Upon learning that you wanted easier, faster COVID testing, my initial instinct was to contemplate you briefly, mumble something like, “Yeah, well, people in hell want ice water,” and continue drinking my bottle of Aqua Net like nothing happened. After all, this wouldn’t exactly be the first time the pandemic brought inconvenience into our lives.
“Oregon has struggled since day one to have adequate testing,” says Multnomah County Health Officer Jennifer Vines, in part due to chronic shortages of both testing supplies and personnel. But if it’s any consolation, those supplies—notably rapid test kits, which can be administered at home (and which yield results in 15 minutes) are in short supply nationwide, not just in Oregon. Last month, the CDC urged the nation to use lab tests (like the one that took Sara five days) whenever possible, to preserve the nation’s dwindling rapid test supply.*
So, once again, we’re victims of unavoidable circumstance—or so I thought.

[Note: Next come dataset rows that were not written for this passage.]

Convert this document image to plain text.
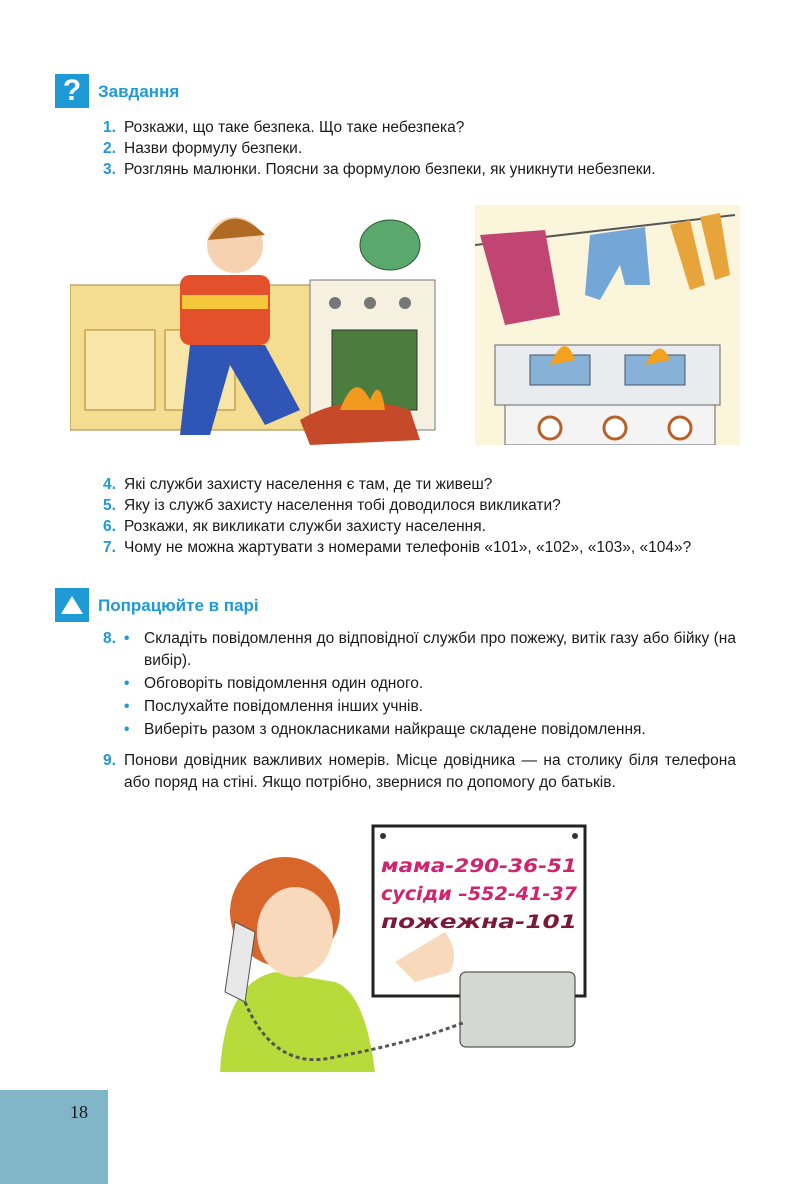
? Завдання
1. Розкажи, що таке безпека. Що таке небезпека?
2. Назви формулу безпеки.
3. Розглянь малюнки. Поясни за формулою безпеки, як уникнути небезпеки.
4. Які служби захисту населення є там, де ти живеш?
5. Яку із служб захисту населення тобі доводилося викликати?
6. Розкажи, як викликати служби захисту населення.
7. Чому не можна жартувати з номерами телефонів «101», «102», «103», «104»?
Попрацюйте в парі
8. • Складіть повідомлення до відповідної служби про пожежу, витік газу або бійку (на вибір).
• Обговоріть повідомлення один одного.
• Послухайте повідомлення інших учнів.
• Виберіть разом з однокласниками найкраще складене повідомлення.
9. Понови довідник важливих номерів. Місце довідника — на столику біля телефона або поряд на стіні. Якщо потрібно, звернися по допомогу до батьків.
мама-290-36-51
сусіди –552-41-37
пожежна-101
18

But then, as I was researching ways to stretch the phrase “tough titty” into a 350-word column (doing pretty well at it, too, if I say so myself), I ran across a tweet about an immunocompromised man in Germany who keeps a basket of 15-minute home COVID tests outside his apartment so visitors can confirm their non-infected status before entering—and no, his last name isn’t McDuck.
It turns out Europe is hip-deep in rapid test kits made by companies that would love to sell them here, too—as soon as they can get approval from the FDA. You know, the people who took four months to process Pfizer’s application for the COVID vaccine. (They’re still working on Moderna because, you know, what’s the rush?)

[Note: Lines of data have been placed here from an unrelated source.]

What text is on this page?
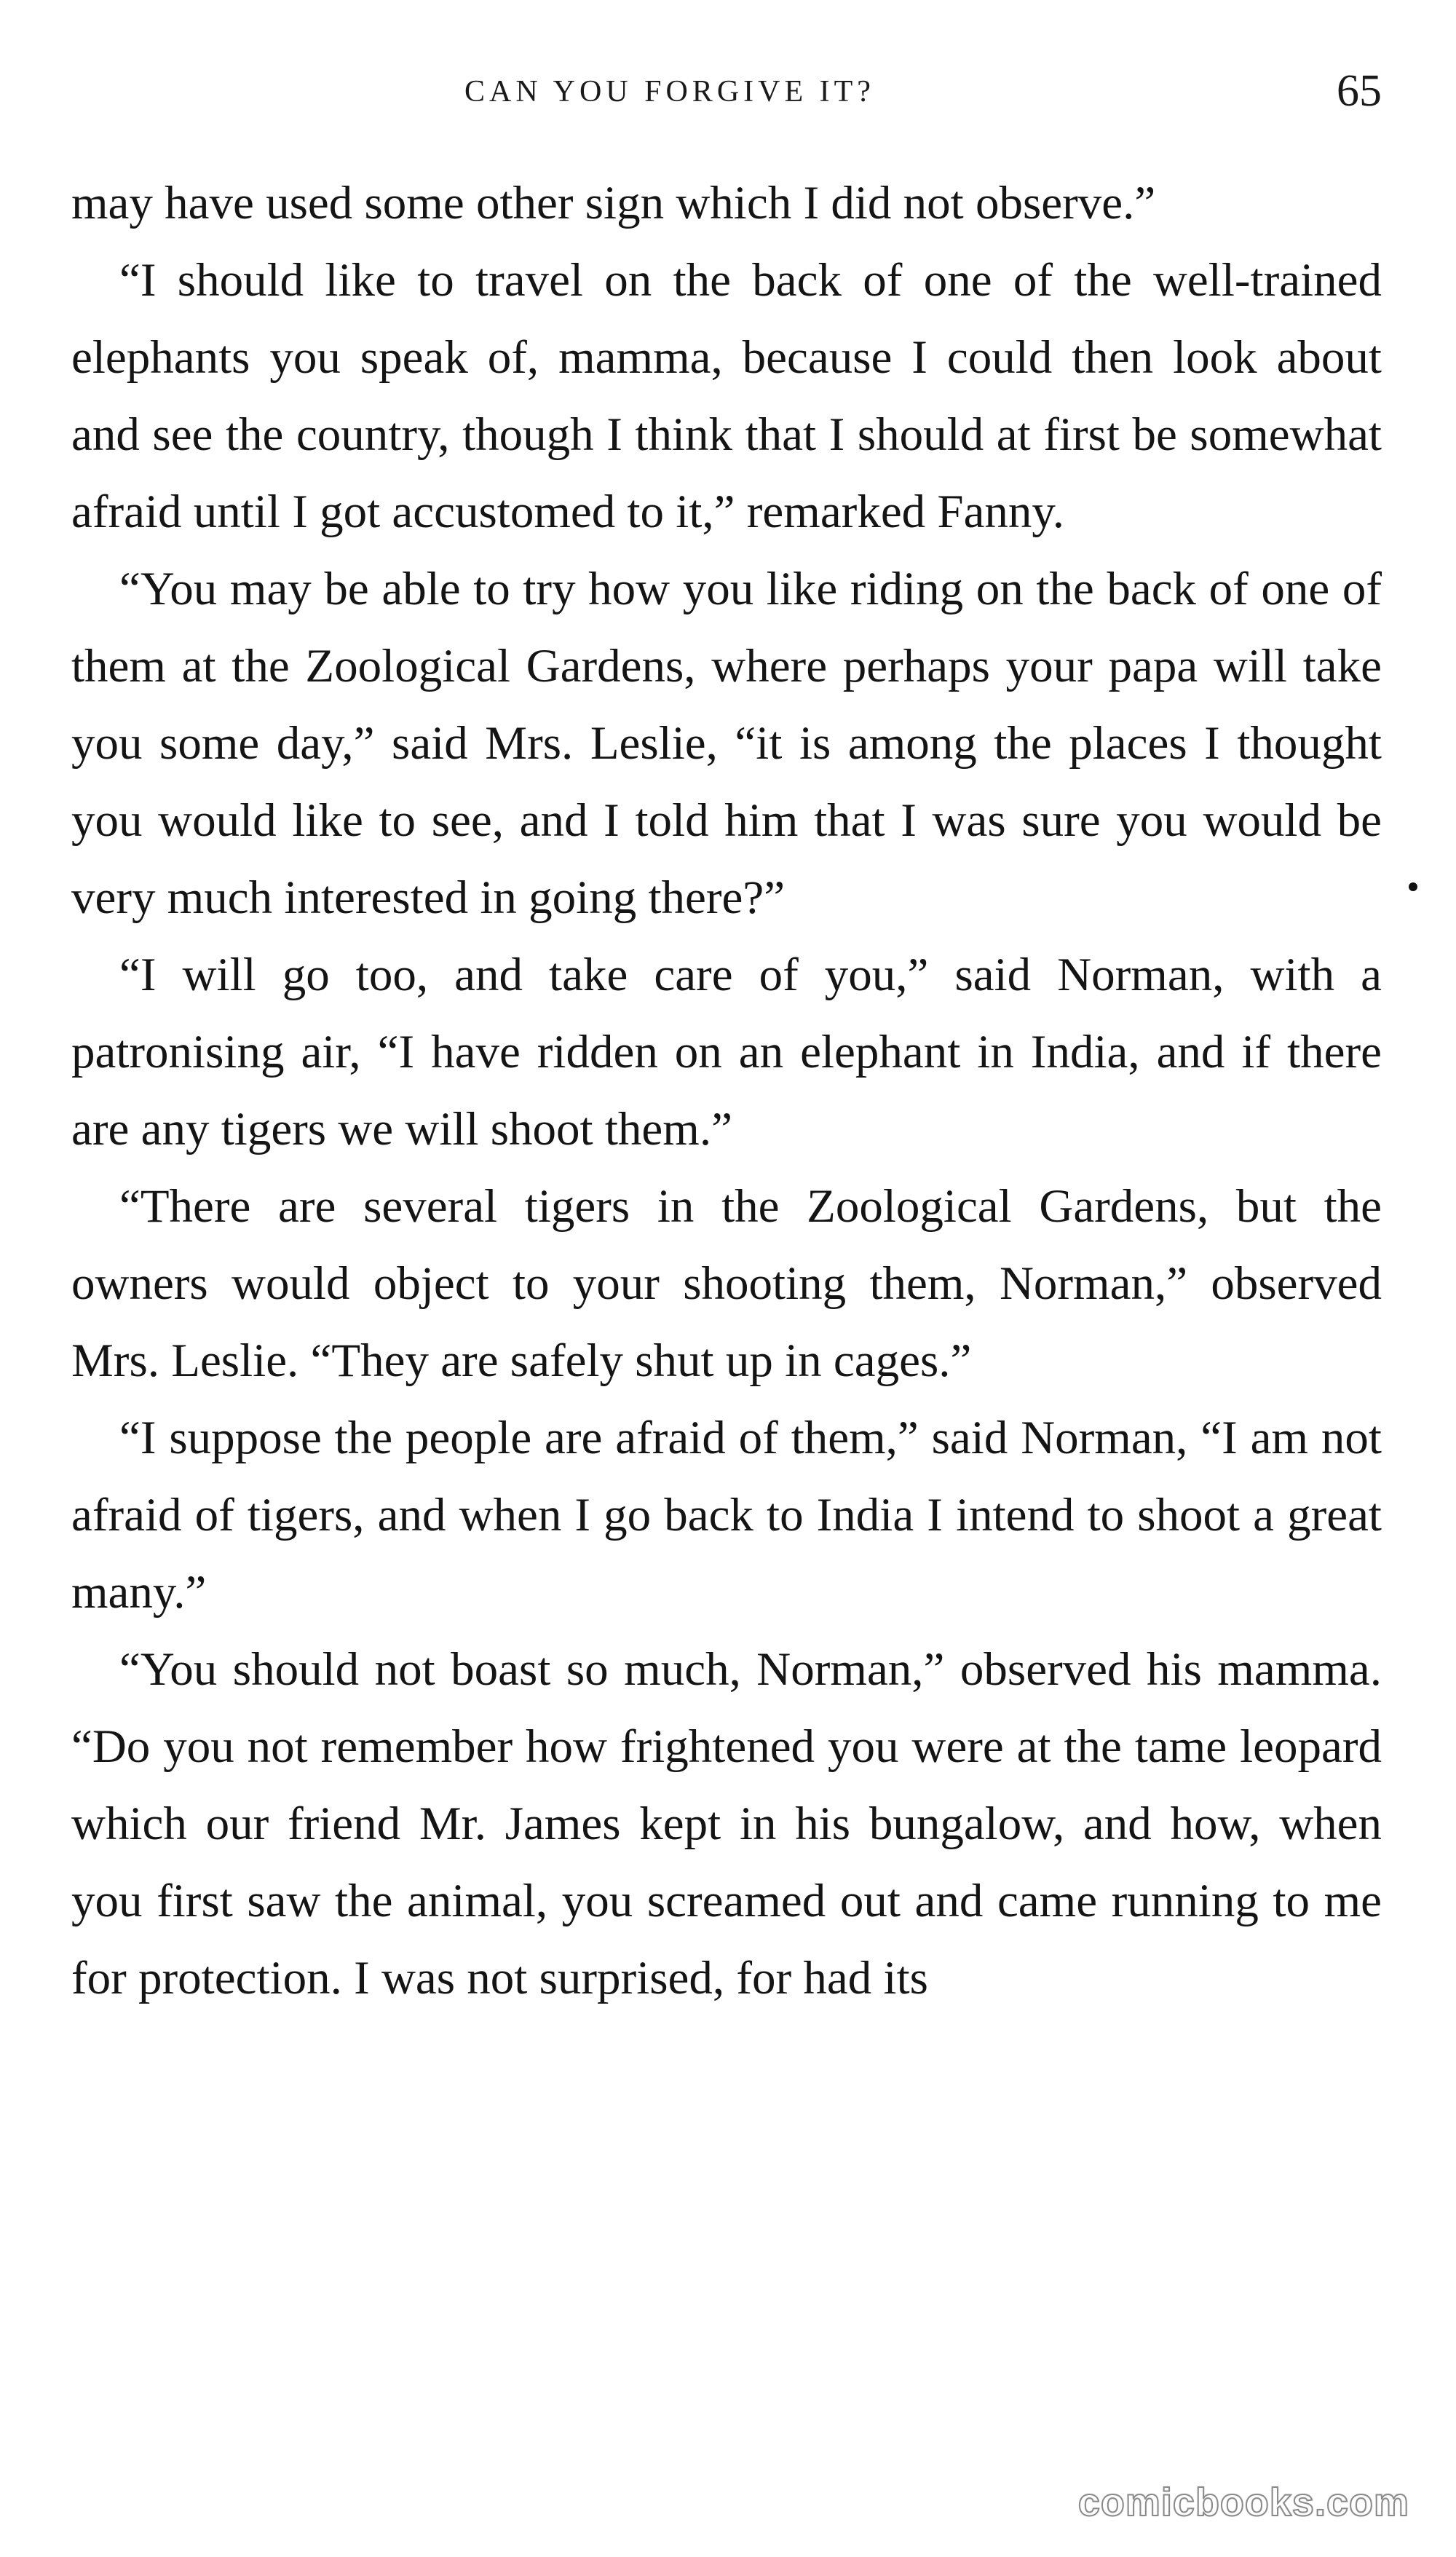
CAN YOU FORGIVE IT?	65

may have used some other sign which I did not observe.”

“I should like to travel on the back of one of the well-trained elephants you speak of, mamma, because I could then look about and see the country, though I think that I should at first be somewhat afraid until I got accustomed to it,” remarked Fanny.

“You may be able to try how you like riding on the back of one of them at the Zoological Gardens, where perhaps your papa will take you some day,” said Mrs. Leslie, “it is among the places I thought you would like to see, and I told him that I was sure you would be very much interested in going there?”

“I will go too, and take care of you,” said Norman, with a patronising air, “I have ridden on an elephant in India, and if there are any tigers we will shoot them.”

“There are several tigers in the Zoological Gardens, but the owners would object to your shooting them, Norman,” observed Mrs. Leslie. “They are safely shut up in cages.”

“I suppose the people are afraid of them,” said Norman, “I am not afraid of tigers, and when I go back to India I intend to shoot a great many.”

“You should not boast so much, Norman,” observed his mamma. “Do you not remember how frightened you were at the tame leopard which our friend Mr. James kept in his bungalow, and how, when you first saw the animal, you screamed out and came running to me for protection. I was not surprised, for had its

comicbooks.com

Maybe—maybe—the vaccine approval timeline made sense. It’s actually going into people’s bodies; you want to be sure. But a test? It’s hard to imagine someone mishandling a saliva sample so badly that the person who gave it dies. I’m as big an apologist for government technocrats as you’re likely to find, but come on, FDA, pull your head out.
*Preserve it for what? They don’t say, so I’ll just assume it’s rich people.